The EZH2 is an oncogenic factor that its stability elevates the progression and proliferation of lung cancer cells (Zheng, Chu, Lin, He, & Wang, 2020). Inhibition of EZH2 suppresses angiogenesis and migration of endometrial cancer cells (Roh et al., 2020). The upstream modulators such as lncRNA PVT1 and linc01088 are able to upregulate the EZH2 to ensure the malignancy and invasion of NSCLC cells (J.-Q. Liu, Feng, Zeng, & Zhong, 2020; Qiu, Li, Sun, & Yang, 2020). Notch1 is another oncogenic factor that stimulates EMT, metastasis, and chemoresistance in cancer cells (Peng et al., 2020; Zeng et al., 2020). On the contrary, EZH2 acts as an upstream modulator of Notch1 in cancer cells (S. Wang et al., 2020). In lung cancer cells, curcumin (1–15 μmol/L) upregulates the expression of miR-101 and miR-let7c to inhibit EZH2 (25–50% reduction in expression). Due to the presence of a reciprocal loop between EZH2 and Notch1, inhibition of EZH2 reduces Notch1 expression, resulting in suppressing of growth and metastasis of lung cancer cells (G.-Q. Wu et al., 2016).

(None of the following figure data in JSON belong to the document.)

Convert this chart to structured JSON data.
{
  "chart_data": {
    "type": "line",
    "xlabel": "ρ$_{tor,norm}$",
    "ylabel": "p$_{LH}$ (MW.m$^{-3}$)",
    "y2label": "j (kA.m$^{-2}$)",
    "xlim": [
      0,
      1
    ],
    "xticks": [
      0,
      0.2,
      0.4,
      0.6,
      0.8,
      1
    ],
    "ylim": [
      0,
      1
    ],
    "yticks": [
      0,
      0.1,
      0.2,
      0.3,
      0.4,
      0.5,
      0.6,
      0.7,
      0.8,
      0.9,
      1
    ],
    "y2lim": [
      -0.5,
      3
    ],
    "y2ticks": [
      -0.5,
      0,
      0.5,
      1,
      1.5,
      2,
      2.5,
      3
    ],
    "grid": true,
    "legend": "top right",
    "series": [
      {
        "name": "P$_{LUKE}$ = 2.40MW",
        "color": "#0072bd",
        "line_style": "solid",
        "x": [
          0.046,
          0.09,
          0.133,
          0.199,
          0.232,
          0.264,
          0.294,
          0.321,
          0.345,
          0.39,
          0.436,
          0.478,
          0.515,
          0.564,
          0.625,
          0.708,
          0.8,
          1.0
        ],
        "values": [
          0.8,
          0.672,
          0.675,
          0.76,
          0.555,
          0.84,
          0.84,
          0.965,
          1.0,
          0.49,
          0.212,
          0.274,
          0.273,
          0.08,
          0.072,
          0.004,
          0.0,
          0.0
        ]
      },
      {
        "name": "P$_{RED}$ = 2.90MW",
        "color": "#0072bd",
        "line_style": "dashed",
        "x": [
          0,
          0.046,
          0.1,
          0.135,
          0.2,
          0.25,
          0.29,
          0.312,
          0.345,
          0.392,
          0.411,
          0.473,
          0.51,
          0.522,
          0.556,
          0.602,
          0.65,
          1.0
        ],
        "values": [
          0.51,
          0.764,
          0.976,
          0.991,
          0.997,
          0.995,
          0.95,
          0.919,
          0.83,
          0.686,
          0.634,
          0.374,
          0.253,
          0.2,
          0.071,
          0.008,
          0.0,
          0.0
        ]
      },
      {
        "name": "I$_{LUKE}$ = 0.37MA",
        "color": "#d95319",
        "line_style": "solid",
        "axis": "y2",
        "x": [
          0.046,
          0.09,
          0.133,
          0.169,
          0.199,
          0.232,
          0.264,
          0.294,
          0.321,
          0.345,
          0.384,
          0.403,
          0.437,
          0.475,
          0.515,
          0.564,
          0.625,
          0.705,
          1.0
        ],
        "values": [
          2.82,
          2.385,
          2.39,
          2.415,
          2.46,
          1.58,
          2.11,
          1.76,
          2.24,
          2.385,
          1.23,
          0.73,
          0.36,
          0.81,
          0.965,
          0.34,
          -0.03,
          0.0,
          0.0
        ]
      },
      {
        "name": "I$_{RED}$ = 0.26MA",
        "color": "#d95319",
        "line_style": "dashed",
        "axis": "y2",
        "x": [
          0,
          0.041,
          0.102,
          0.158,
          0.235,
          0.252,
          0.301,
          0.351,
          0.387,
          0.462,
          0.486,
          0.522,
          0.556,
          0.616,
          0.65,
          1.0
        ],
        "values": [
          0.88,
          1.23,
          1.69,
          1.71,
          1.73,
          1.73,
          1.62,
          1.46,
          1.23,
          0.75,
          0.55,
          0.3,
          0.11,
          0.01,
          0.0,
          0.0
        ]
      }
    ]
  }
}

4.2.6 Curcumin and Nrf2 signaling pathway

The increased level of oxidant molecules leads to damages in DNA and cell membrane (Cordani et al., 2020). Enhancing ROS generation is an efficient strategy in killing cancer cells by stimulation of mitochondrial- and ER stress-mediated apoptosis (J. R. Liang & Yang, 2020; X. L. Sun, Zhang, Zhai, Zhang, & Ma, 2020). However, increased levels of oxidant molecules have carcinogenesis impact on normal cells (Lesiow, Komarnicka, Kyziol, Bienko, & Pietrzyk, 2019). So, reinforcing antioxidant defense system can inhibit carcinogenesis effect of oxidant agents. The Nrf2 signaling pathway enhances the antioxidant defense system to ameliorate ROS production (Kasai, Shimizu, Tatara, Mimura, & Itoh, 2020). During normal condition, Kelch-like ECH-associated protein 1 (Keap1) and cullin-3 E3 ligase cooperate to induce proteosomal degradation of Nrf2 through ubiquitination (La Rosa, Bertini, & Piemonte, 2020). This inhibits nuclear translocation of Nrf2 and stimulation of antioxidant factors (Itoh, Ye, Matsumiya, Tanji, & Ozaki, 2015). However, increased levels of ROS trigger structural alterations in Keap1 and cullin-3 E3 ligase, so that they are no longer capable of ubiquitination of Nrf2 and its proteosomal degradation (Yamamoto, Kensler, & Motohashi, 2018). Subsequently, Nrf2 accumulates in cytoplasm and then, translocates into nucleus, where it induces downstream targets such as superoxide dismutase (SOD), heme oxygenease-1 (HO-1), and NADPH quinone dehydrogenase 1 (NQO1), resulting in improvement in antioxidant defense system and attenuation of oxidative stress (Smolkova et al., 2020). A novel derivative of curcumin known as Bis[2-hydroxybenzyldiene] acetone (BHBA) has demonstrated great potential in targeting the Nrf2 signaling pathway. In lung cells exposed to vinyl carbamate, an increase occurs in the level of oxidative stress through elevating ROS production. Administration of BHBA (1.3–80 μM for 16 hr) effectively suppresses vinyl carbamate-induced lung cancer by stimulation of the Nrf2 signaling pathway and upregulation of downstream targets such as NQO1 and GCLM (T. Shen et al., 2015). However, Nrf2 induction is a potential strategy in suppressing procarcinogenic impact of vinyl carbamate in lung cells. The elimination of lung cancer cells relies on elevating ROS levels through Nrf2 inhibition. More studies are needed to clarify the aforementioned discussions (Figure 5).